Quand les habitants furent sortis, le maître d’école s’approcha du vendeur de drogues et lui dit quelques mots à l’oreille. La réponse fut entendue de Geneviève qui rougit et baissa la tête.

— On essaiera ! disait le charlatan, on essaiera !

— Vous serez bien payé, reprit le maître d’école.

— On ne parle point de cela… Je suis votre débiteur : vous m’offrez une heureuse occasion de m’acquitter.

— Vous, mon débiteur ? je ne comprends pas…

— J’ai bon cœur et bonne mémoire, répartit le docteur. Vous m’avez bien traité jadis, eh bien ! à mon tour ! Quoi de plus naturel ?

— Diable ! vous m’intriguez : qui êtes-vous donc ?

— Qui je suis ?… Devinez ! Si vous ne trouvez pas, tant mieux ! Moi je sais que vous vous appelez Racette, et que vous êtes maître d’école. Je sais aussi que Mademoiselle (il montrait Geneviève) se nomme Geneviève Bergeron. Et… je sais beaucoup d’autres choses…

— Diable ! qui êtes-vous ? disait le maître d’école. Et de ses yeux il dévisageait le marchand de drogues, et il mettait sa mémoire à la torture pour retrouver, dans le passé, quelqu’un qui ressemblât à cette barbe rousse jetée en broussaille sur cette figure de fouine. Soudain il pousse un cri : — Ha ! coquin ! je te reconnais ! Et il lance un nom à la face du marchand de drogues qui rit.

— Eh ! oui, vous l’avez ! C’est cela ! c’est lui ! c’est moi !… On gagne sa vie comme l’on peut.

— Les affaires ont l’air de bien aller ?

— Pas mal. Au reste, j’ai plusieurs cordes à mon arc.

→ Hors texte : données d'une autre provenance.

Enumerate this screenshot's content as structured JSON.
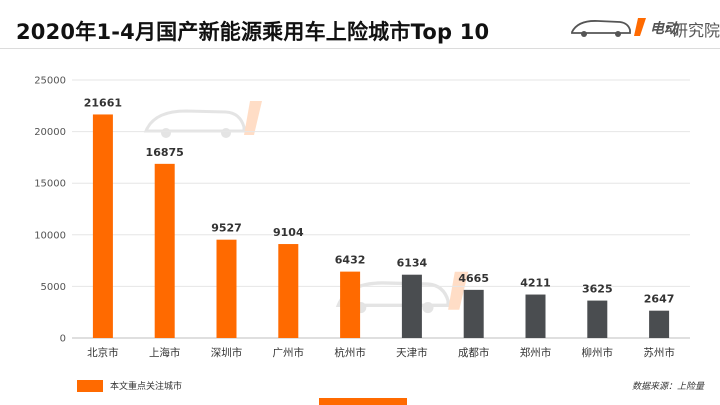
{
  "header": {
    "title": "2020年1-4月国产新能源乘用车上险城市Top 10",
    "brand": "研究院"
  },
  "legend": {
    "label": "本文重点关注城市",
    "color": "#ff6a00"
  },
  "source": "数据来源：上险量",
  "colors": {
    "highlight": "#ff6a00",
    "other": "#4a4d50",
    "grid": "#e6e6e6"
  },
  "icons": {
    "brand_logo": "car-logo-icon",
    "watermark": "watermark-car-logo-icon"
  },
  "chart_data": {
    "type": "bar",
    "categories": [
      "北京市",
      "上海市",
      "深圳市",
      "广州市",
      "杭州市",
      "天津市",
      "成都市",
      "郑州市",
      "柳州市",
      "苏州市"
    ],
    "values": [
      21661,
      16875,
      9527,
      9104,
      6432,
      6134,
      4665,
      4211,
      3625,
      2647
    ],
    "highlighted": [
      true,
      true,
      true,
      true,
      true,
      false,
      false,
      false,
      false,
      false
    ],
    "yticks": [
      0,
      5000,
      10000,
      15000,
      20000,
      25000
    ],
    "ylim": [
      0,
      25000
    ],
    "grid": true,
    "title": "2020年1-4月国产新能源乘用车上险城市Top 10",
    "xlabel": "",
    "ylabel": "",
    "legend_position": "bottom-left"
  }
}
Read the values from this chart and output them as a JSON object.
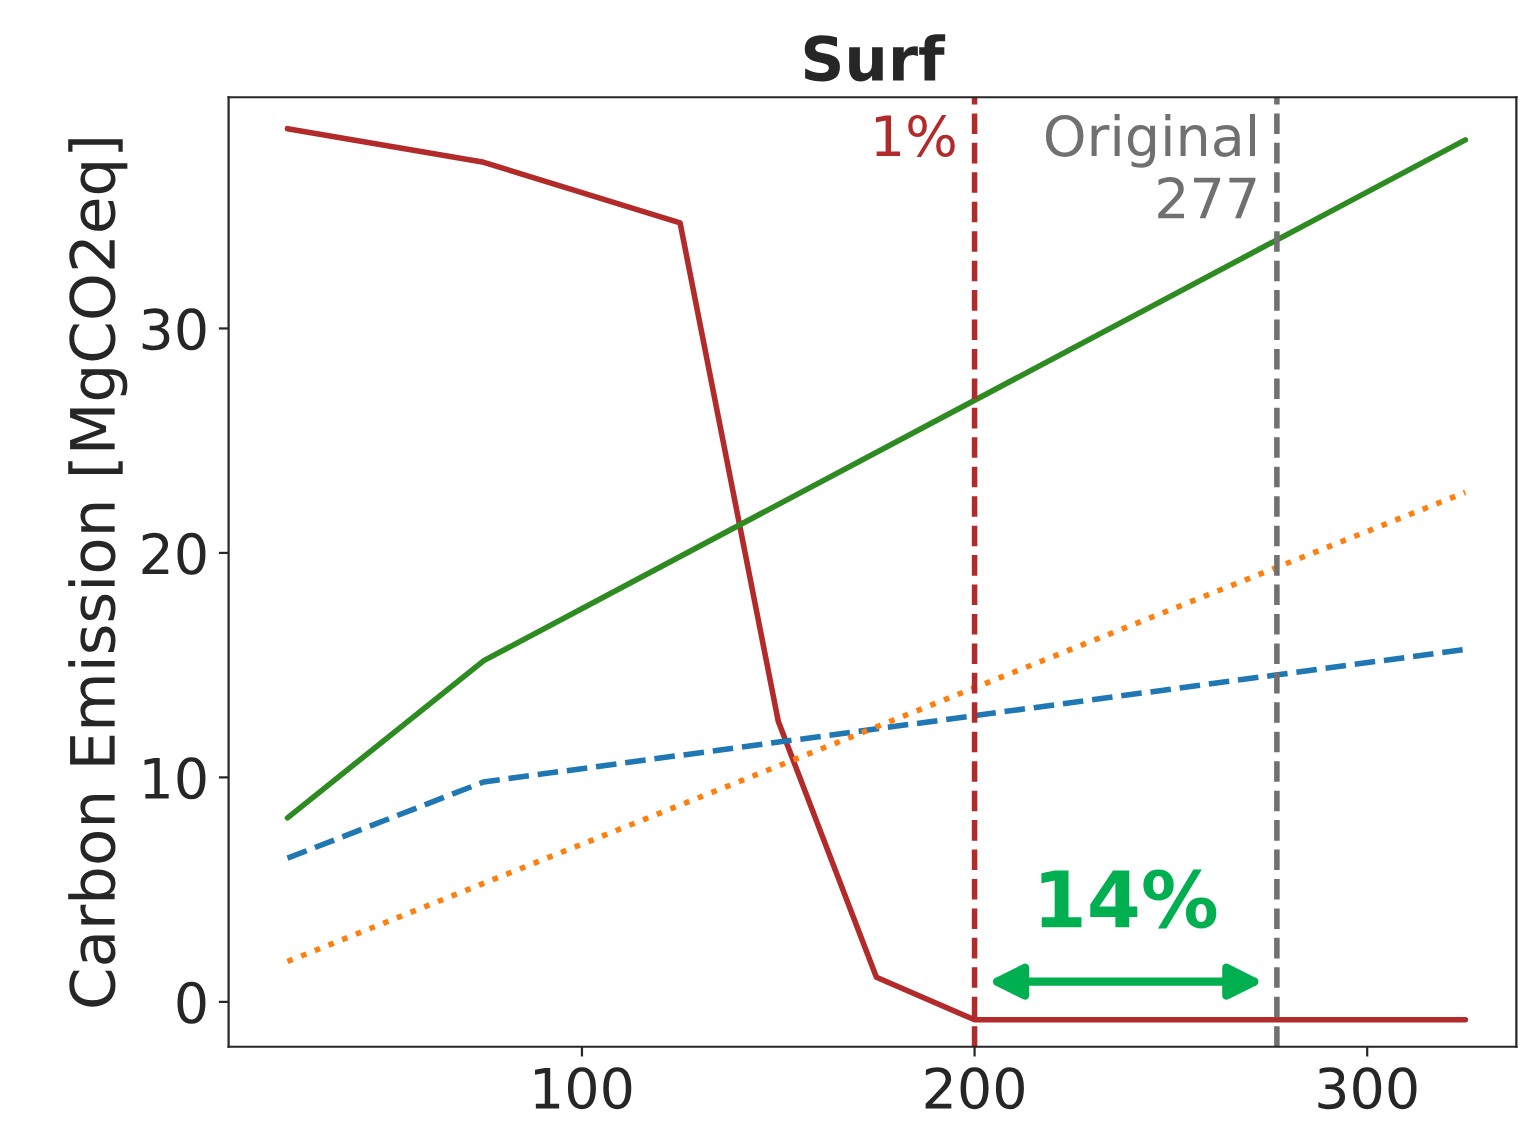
{
  "chart_data": {
    "type": "line",
    "title": "Surf",
    "ylabel": "Carbon Emission [MgCO2eq]",
    "xlim": [
      10,
      338
    ],
    "ylim": [
      -2,
      40.3
    ],
    "xticks": [
      100,
      200,
      300
    ],
    "yticks": [
      0,
      10,
      20,
      30
    ],
    "grid": false,
    "legend": false,
    "series": [
      {
        "color": "#b22a2a",
        "line_style": "solid",
        "x": [
          25,
          75,
          125,
          150,
          175,
          200,
          325
        ],
        "values": [
          38.9,
          37.4,
          34.7,
          12.5,
          1.1,
          -0.8,
          -0.8
        ]
      },
      {
        "color": "#2e8b22",
        "line_style": "solid",
        "x": [
          25,
          75,
          325
        ],
        "values": [
          8.2,
          15.2,
          38.4
        ]
      },
      {
        "color": "#1f77b4",
        "line_style": "dashed",
        "x": [
          25,
          75,
          325
        ],
        "values": [
          6.4,
          9.8,
          15.7
        ]
      },
      {
        "color": "#ff7f0e",
        "line_style": "dotted",
        "x": [
          25,
          325
        ],
        "values": [
          1.8,
          22.7
        ]
      }
    ],
    "ref_lines": [
      {
        "axis": "x",
        "value": 200,
        "color": "#b22a2a",
        "line_style": "dashed"
      },
      {
        "axis": "x",
        "value": 277,
        "label": "Original\n277",
        "color": "#707070",
        "line_style": "dashed"
      }
    ],
    "annotations": [
      "1%",
      "14%"
    ]
  }
}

Mais j’ai des associés de fortune, et d’infortune…

— Je comprends !… Je comprends !…

— Que venez vous faire à Québec, vous ? Êtes-vous en vacance.

— Non ! je ne fais plus l’école. Cela ne paie point et ma santé s’en va.

— Qu’allez-vous faire ?

— N’importe quoi.

— Avez-vous de l’argent ?

— Un peu.

— Voulez-vous entrer dans nos rangs ?

— Pourquoi pas ?

— À tout risque ?

— À tout risque.

— C’est bien. Allez placer madame quelque part, et revenez ici ce soir, avec votre argent.

Le maître d’école sortit avec Geneviève. Ils montèrent tous deux l’escalier de la petite rue Champlain, prirent par la côte de la Montagne, la rue Buade, la rue de la Fabrique et la rue St. Jean. Geneviève s’arrêtait volontiers devant les vitrines où s’étalent ces objets de luxe qui font le désespoir des hommes et le bonheur des femmes. Racette songeait à la rencontre qu’il venait de faire, et à la vie nouvelle et un peu remplie de mystères qu’il allait commencer. Ils se rendirent au faubourg St. Jean, descendirent la rue St. George jusqu’à l’ancienne rue St. Joseph — aujourd’hui bien nommée Madeleine, mais Madeleine pécheresse. Ils entrèrent dans une maison à deux étages occupée par deux personnes de réputation louche. L’une de ces personnes était Mademoiselle Paméla Racette, la sœur du maître d’école. C’est avec cette dernière, dans cette maison de mauvaise apparence et dans cette rue infâme que devait rester désormais la malheureuse Geneviève Bergeron.